Pourquoi pas le restaurant ? La réponse est simple : « Parce que ça coûte moins cher. Ici, le sandwich est à 6 euros. On fait des économies comme on peut », assume-t-elle. Les enseignes locales le confirment : « On vend énormément, surtout entre 11 h et 13 h 30 où les familles débarquent pour préparer le pique-nique. On est souvent obligés de refaire une fournée, parfois deux », explique une vendeuse de la boulangerie Galzin. À la fin de la journée, le résultat est sans appel : entre 80 et 95 sandwichs vendus par jour.
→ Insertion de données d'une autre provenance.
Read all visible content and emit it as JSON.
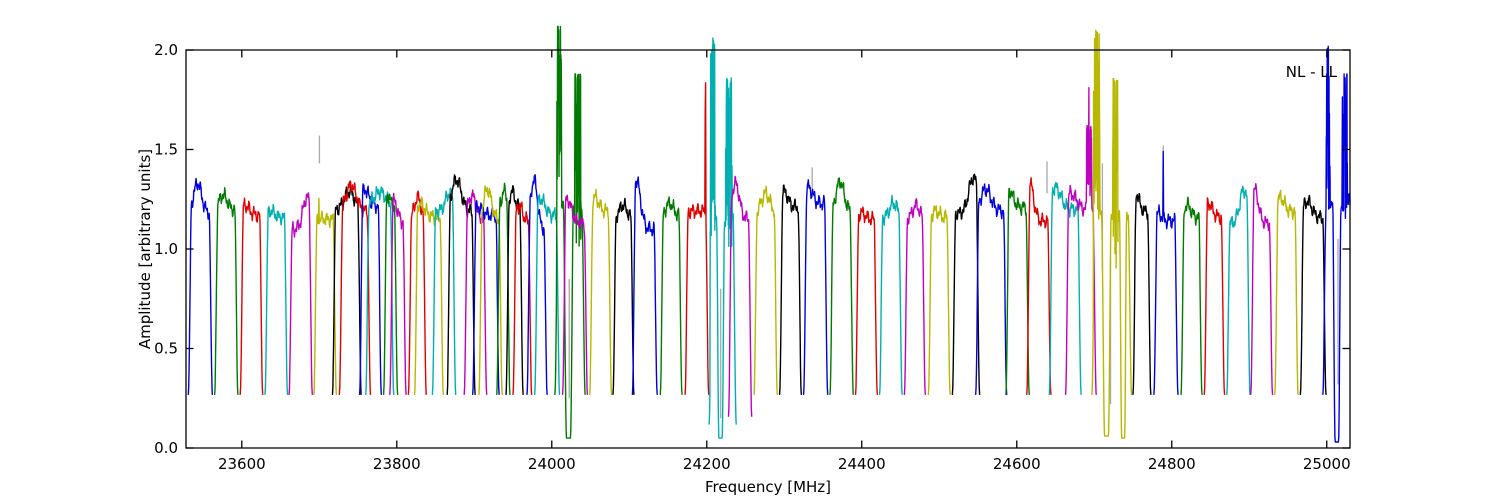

De son côté, Malek refuse l’idée de baisser l’addition : « On ne peut pas rogner les prix comme ça. Si on réduit, les clients vont s’y habituer et ce sera intenable pour nous. Le vrai problème, c’est le pouvoir d’achat. Il faudrait que les gens aient à nouveau les moyens de venir au restaurant. »

Alors pendant que les terrasses se vident, les plages se remplissent de familles armées de glacières et de sacs de courses. Non sans un petit pincement au cœur, certains l’avouent : « Si on pouvait manger tous les jours au restaurant, on le ferait, c’est bien meilleur. Mais malheureusement, le budget ne suit pas toujours », concède un groupe de jeunes assis sur le sable. En attendant, les restaurateurs voient les clients leur passer sous le nez, glacière sous le bras.